La sous-traitance pédagogique est l’une des zones les plus exposées du droit de la formation professionnelle. Je le constate depuis plus de trente ans dans ce secteur : c’est précisément là où les organismes de formation croient avoir délégué leur risque qu’ils l’ont en réalité multiplié. La relation entre un organisme donneur d’ordre et son sous-traitant pédagogique engage des responsabilités croisées que ni la convention de formation signée avec le client, ni la certification Qualiopi, ni le silence contractuel ne sauraient effacer.
Ce que la loi de 1971 a posé, ce que la loi de 2018 a renforcé
La loi du 16 juillet 1971 a institué le principe fondateur selon lequel l’organisme de formation est responsable de l’exécution de la prestation qu’il a vendue, quelles que soient les modalités d’organisation qu’il retient en interne. Ce principe n’a pas bougé. Ce qui a changé, c’est la densité des obligations qui l’entourent. La loi du 5 septembre 2018 pour la liberté de choisir son avenir professionnel a profondément reconfiguré le paysage : en conditionnant l’accès aux financements publics et mutualisés à la certification Qualiopi, elle a rendu incontournable la maîtrise de la chaîne pédagogique dans son intégralité, y compris chez les sous-traitants.
Le Code du travail, en son article L.6352-1, dispose que le dispensateur de formation est tenu de remettre une convention ou un contrat conforme, et que l’exécution doit correspondre à ce document.

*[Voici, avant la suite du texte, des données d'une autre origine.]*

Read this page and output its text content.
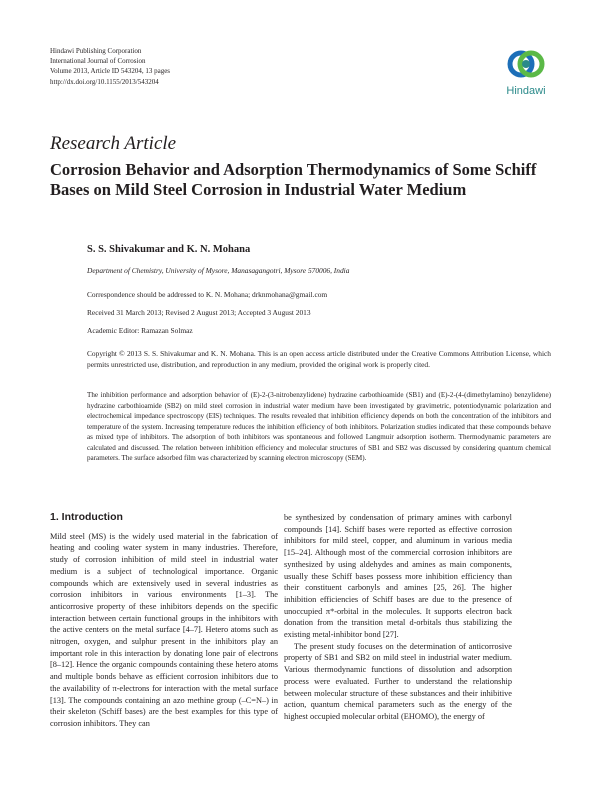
Hindawi Publishing Corporation
International Journal of Corrosion
Volume 2013, Article ID 543204, 13 pages
http://dx.doi.org/10.1155/2013/543204
Hindawi
Research Article
Corrosion Behavior and Adsorption Thermodynamics of Some Schiff Bases on Mild Steel Corrosion in Industrial Water Medium
S. S. Shivakumar and K. N. Mohana
Department of Chemistry, University of Mysore, Manasagangotri, Mysore 570006, India
Correspondence should be addressed to K. N. Mohana; drknmohana@gmail.com
Received 31 March 2013; Revised 2 August 2013; Accepted 3 August 2013
Academic Editor: Ramazan Solmaz
Copyright © 2013 S. S. Shivakumar and K. N. Mohana. This is an open access article distributed under the Creative Commons Attribution License, which permits unrestricted use, distribution, and reproduction in any medium, provided the original work is properly cited.
The inhibition performance and adsorption behavior of (E)-2-(3-nitrobenzylidene) hydrazine carbothioamide (SB1) and (E)-2-(4-(dimethylamino) benzylidene) hydrazine carbothioamide (SB2) on mild steel corrosion in industrial water medium have been investigated by gravimetric, potentiodynamic polarization and electrochemical impedance spectroscopy (EIS) techniques. The results revealed that inhibition efficiency depends on both the concentration of the inhibitors and temperature of the system. Increasing temperature reduces the inhibition efficiency of both inhibitors. Polarization studies indicated that these compounds behave as mixed type of inhibitors. The adsorption of both inhibitors was spontaneous and followed Langmuir adsorption isotherm. Thermodynamic parameters are calculated and discussed. The relation between inhibition efficiency and molecular structures of SB1 and SB2 was discussed by considering quantum chemical parameters. The surface adsorbed film was characterized by scanning electron microscopy (SEM).
1. Introduction

Mild steel (MS) is the widely used material in the fabrication of heating and cooling water system in many industries. Therefore, study of corrosion inhibition of mild steel in industrial water medium is a subject of technological importance. Organic compounds which are extensively used in several industries as corrosion inhibitors in various environments [1–3]. The anticorrosive property of these inhibitors depends on the specific interaction between certain functional groups in the inhibitors with the active centers on the metal surface [4–7]. Hetero atoms such as nitrogen, oxygen, and sulphur present in the inhibitors play an important role in this interaction by donating lone pair of electrons [8–12]. Hence the organic compounds containing these hetero atoms and multiple bonds behave as efficient corrosion inhibitors due to the availability of π-electrons for interaction with the metal surface [13]. The compounds containing an azo methine group (–C=N–) in their skeleton (Schiff bases) are the best examples for this type of corrosion inhibitors. They can

be synthesized by condensation of primary amines with carbonyl compounds [14]. Schiff bases were reported as effective corrosion inhibitors for mild steel, copper, and aluminum in various media [15–24]. Although most of the commercial corrosion inhibitors are synthesized by using aldehydes and amines as main components, usually these Schiff bases possess more inhibition efficiency than their constituent carbonyls and amines [25, 26]. The higher inhibition efficiencies of Schiff bases are due to the presence of unoccupied π*-orbital in the molecules. It supports electron back donation from the transition metal d-orbitals thus stabilizing the existing metal-inhibitor bond [27].

The present study focuses on the determination of anticorrosive property of SB1 and SB2 on mild steel in industrial water medium. Various thermodynamic functions of dissolution and adsorption process were evaluated. Further to understand the relationship between molecular structure of these substances and their inhibitive action, quantum chemical parameters such as the energy of the highest occupied molecular orbital (EHOMO), the energy of
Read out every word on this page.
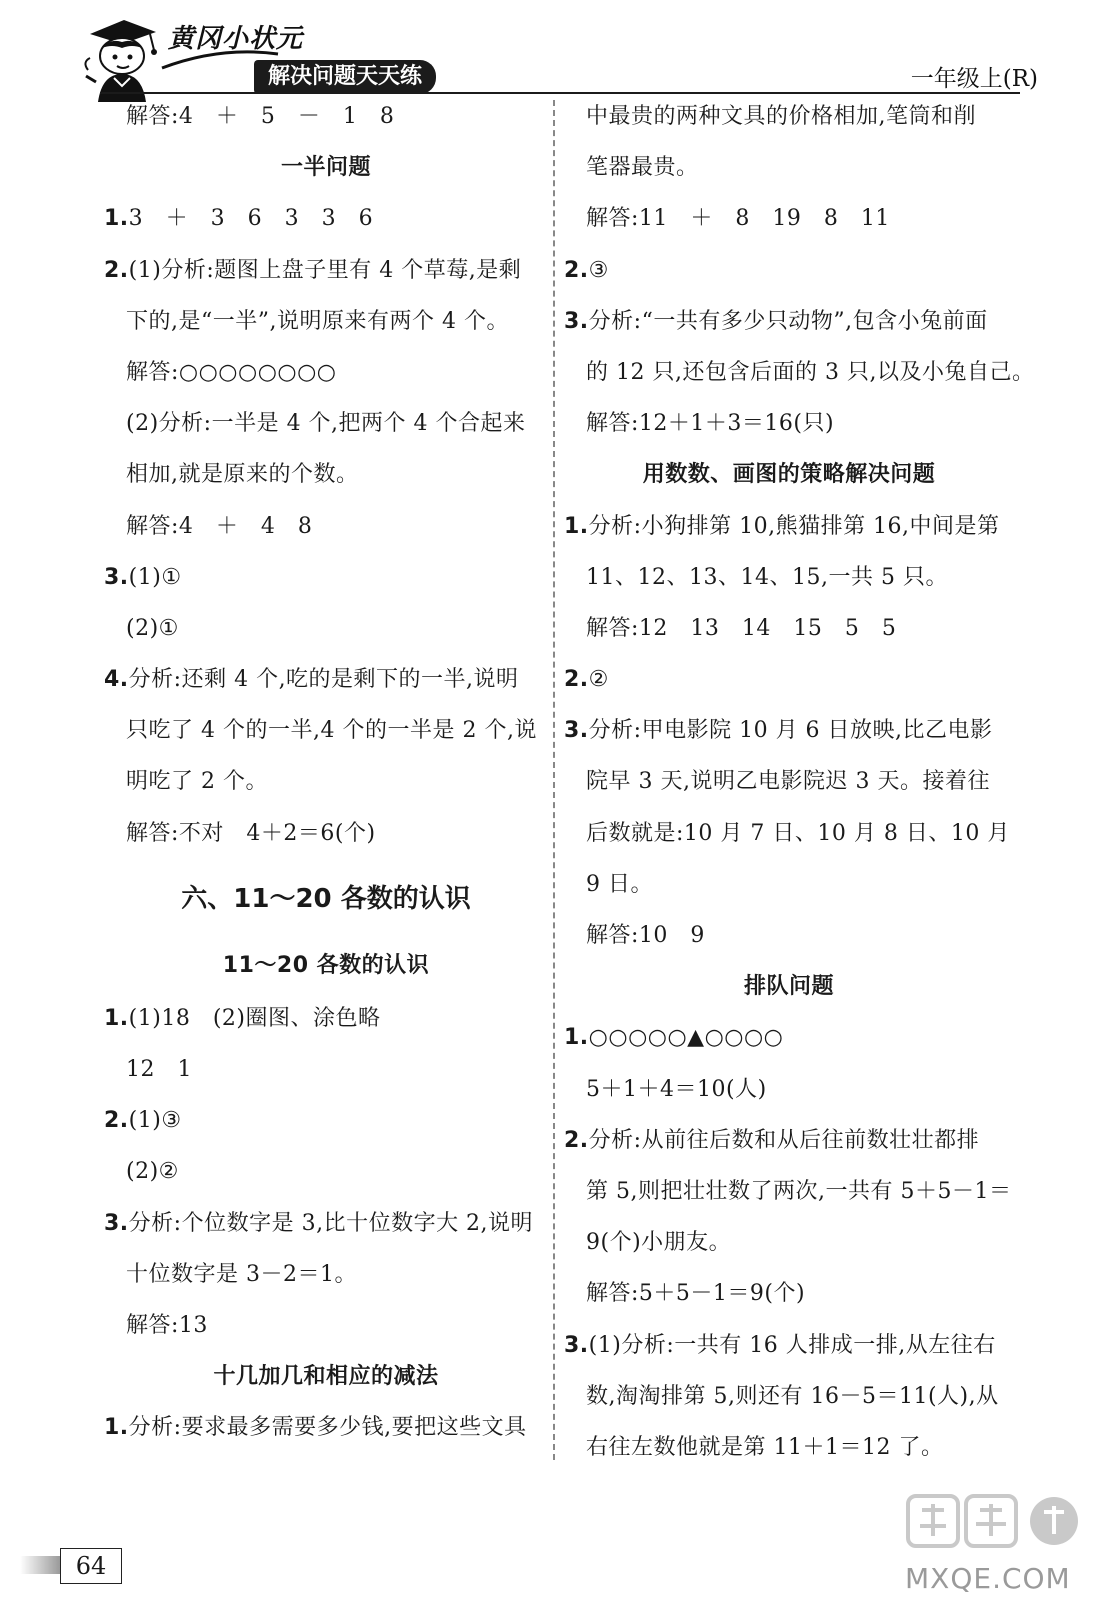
黄冈小状元
解决问题天天练	一年级上(R)
解答:4　＋　5　－　1　8
一半问题
1.3　＋　3　6　3　3　6
2.(1)分析:题图上盘子里有 4 个草莓,是剩
下的,是“一半”,说明原来有两个 4 个。
解答:○○○○○○○○
(2)分析:一半是 4 个,把两个 4 个合起来
相加,就是原来的个数。
解答:4　＋　4　8
3.(1)①
(2)①
4.分析:还剩 4 个,吃的是剩下的一半,说明
只吃了 4 个的一半,4 个的一半是 2 个,说
明吃了 2 个。
解答:不对　4＋2＝6(个)
六、11～20 各数的认识
11～20 各数的认识
1.(1)18　(2)圈图、涂色略
12　1
2.(1)③
(2)②
3.分析:个位数字是 3,比十位数字大 2,说明
十位数字是 3－2＝1。
解答:13
十几加几和相应的减法
1.分析:要求最多需要多少钱,要把这些文具
中最贵的两种文具的价格相加,笔筒和削
笔器最贵。
解答:11　＋　8　19　8　11
2.③
3.分析:“一共有多少只动物”,包含小兔前面
的 12 只,还包含后面的 3 只,以及小兔自己。
解答:12＋1＋3＝16(只)
用数数、画图的策略解决问题
1.分析:小狗排第 10,熊猫排第 16,中间是第
11、12、13、14、15,一共 5 只。
解答:12　13　14　15　5　5
2.②
3.分析:甲电影院 10 月 6 日放映,比乙电影
院早 3 天,说明乙电影院迟 3 天。接着往
后数就是:10 月 7 日、10 月 8 日、10 月
9 日。
解答:10　9
排队问题
1.○○○○○▲○○○○
5＋1＋4＝10(人)
2.分析:从前往后数和从后往前数壮壮都排
第 5,则把壮壮数了两次,一共有 5＋5－1＝
9(个)小朋友。
解答:5＋5－1＝9(个)
3.(1)分析:一共有 16 人排成一排,从左往右
数,淘淘排第 5,则还有 16－5＝11(人),从
右往左数他就是第 11＋1＝12 了。
64	MXQE.COM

Or, si un sous-traitant assure tout ou partie de la prestation, c’est bien le donneur d’ordre qui reste l’interlocuteur contractuel du client ou du financeur. La chaîne de responsabilité remonte systématiquement vers lui.
La distinction entre sous-traitance et co-traitance
Avant d’aborder les clauses contractuelles, il faut lever une confusion que je rencontre régulièrement dans les audits et les accompagnements. La sous-traitance pédagogique désigne la situation dans laquelle un organisme de formation confie à un tiers l’exécution d’une partie ou de la totalité d’une action de formation qu’il a vendue à son propre nom. La co-traitance, en revanche, implique que plusieurs organismes se présentent conjointement devant le client et partagent contractuellement la responsabilité. Ce n’est pas la même architecture juridique, et les clauses à rédiger ne sont pas les mêmes.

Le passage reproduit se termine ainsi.